Die Serie der schlechten Nachrichten für Daimler und seinen neuen Vorstandschef Ola Källenius reißt nicht ab. Zum zweiten Mal innerhalb von nur drei Wochen muss der Autobauer seine Erwartungen für 2019 nach unten korrigieren. Die Verkaufszahlen bleiben mau, die diversen Probleme unter anderem mit dem Diesel, die den Konzern schon lange plagen, werden nun wohl noch viel teurer als gedacht. Daimler legt weitere Milliarden auf die hohe Kante, um sich gegen Risiken zu wappnen. Und das hat Folgen: Im operativen Geschäft wird am Ende des Jahres noch weniger Gewinn übrig bleiben als 2018, wie Daimler am Freitag ankündigte.
Eigentlich hätten Källenius und sein ebenfalls neuer Finanzchef Harald Wilhelm die Zahlen für das erste Halbjahr erst übernächste Woche verkünden sollen. So schlecht, wie die Zwischenbilanz nun ausfiel, konnte Daimler so lange allerdings nicht warten. Ein Verlust von 1,6 Milliarden Euro steht im zweiten Quartal nach vorläufigen Zahlen im operativen Geschäft zu Buche. Damit liege man "signifikant unter den Markterwartungen", teilte Daimler mit. Entsprechend schockiert reagierte die Börse am Freitag.
Für Källenius könnte zum Einstieg kaum noch mehr zusammenkommen. Schon im Juni hatte Daimler einen hohen dreistelligen Millionenbetrag zurückgelegt, um für die Folgen des Dieselskandals gewappnet zu sein. Der Autobauer muss Hunderttausende Mercedes-Fahrzeuge zurückrufen und nachbessern, weil darin nach Auffassung der Behörden die Steuerung der Abgasreinigung manipuliert wurde.

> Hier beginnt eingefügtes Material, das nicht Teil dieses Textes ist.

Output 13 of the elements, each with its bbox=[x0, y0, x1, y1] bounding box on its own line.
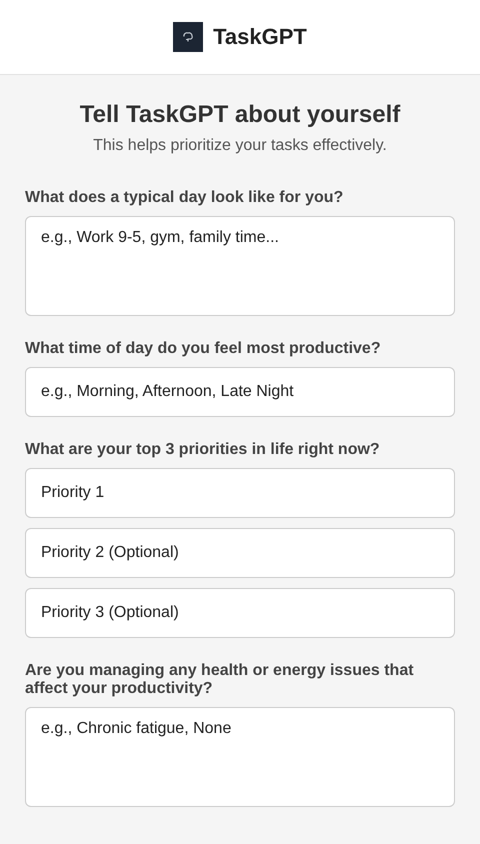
question-label: What time of day do you feel most productive? bbox=[25, 340, 382, 358]
question-label: Are you managing any health or energy issues that affect your productivity? bbox=[25, 662, 415, 698]
input-field[interactable]: e.g., Work 9-5, gym, family time... bbox=[25, 216, 455, 316]
input-field[interactable]: Priority 3 (Optional) bbox=[25, 588, 455, 638]
question-label: What does a typical day look like for you? bbox=[25, 189, 344, 207]
app-name: TaskGPT bbox=[213, 24, 307, 50]
input-field[interactable]: e.g., Chronic fatigue, None bbox=[25, 707, 455, 807]
page-title: Tell TaskGPT about yourself bbox=[78, 100, 402, 130]
question-label: What are your top 3 priorities in life right now? bbox=[25, 441, 381, 459]
page-subtitle: This helps prioritize your tasks effectively. bbox=[92, 136, 388, 156]
input-field[interactable]: e.g., Morning, Afternoon, Late Night bbox=[25, 367, 455, 417]
input-field[interactable]: Priority 2 (Optional) bbox=[25, 528, 455, 578]
input-field[interactable]: Priority 1 bbox=[25, 468, 455, 518]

Daimler sieht das nicht so, kooperiert nach eigenen Angaben aber mit den Behörden.
Viele Verfahren offen
Nun sollen noch einmal ganze 1,6 Milliarden Euro dazukommen - "im Zusammenhang mit laufenden behördlichen und gerichtlichen Verfahren und Maßnahmen betreffend Mercedes-Benz Dieselfahrzeuge in verschiedenen Regionen", wie es in der Mitteilung hieß. Details wollte Daimler nicht nennen. Gegen den Konzern läuft abgesehen von strafrechtlichen Ermittlungen gegen einzelne Mitarbeiter noch ein sogenanntes Ordnungswidrigkeitenverfahren, das mit einer hohen Geldbuße enden könnte. Dort sei aber noch kein Ende absehbar, sagte ein Sprecher der Staatsanwaltschaft am Freitag. Zudem ist immer noch offen, ob und, wenn ja, welche finanziellen Folgen die Manipulationsvorwürfe in den USA haben werden.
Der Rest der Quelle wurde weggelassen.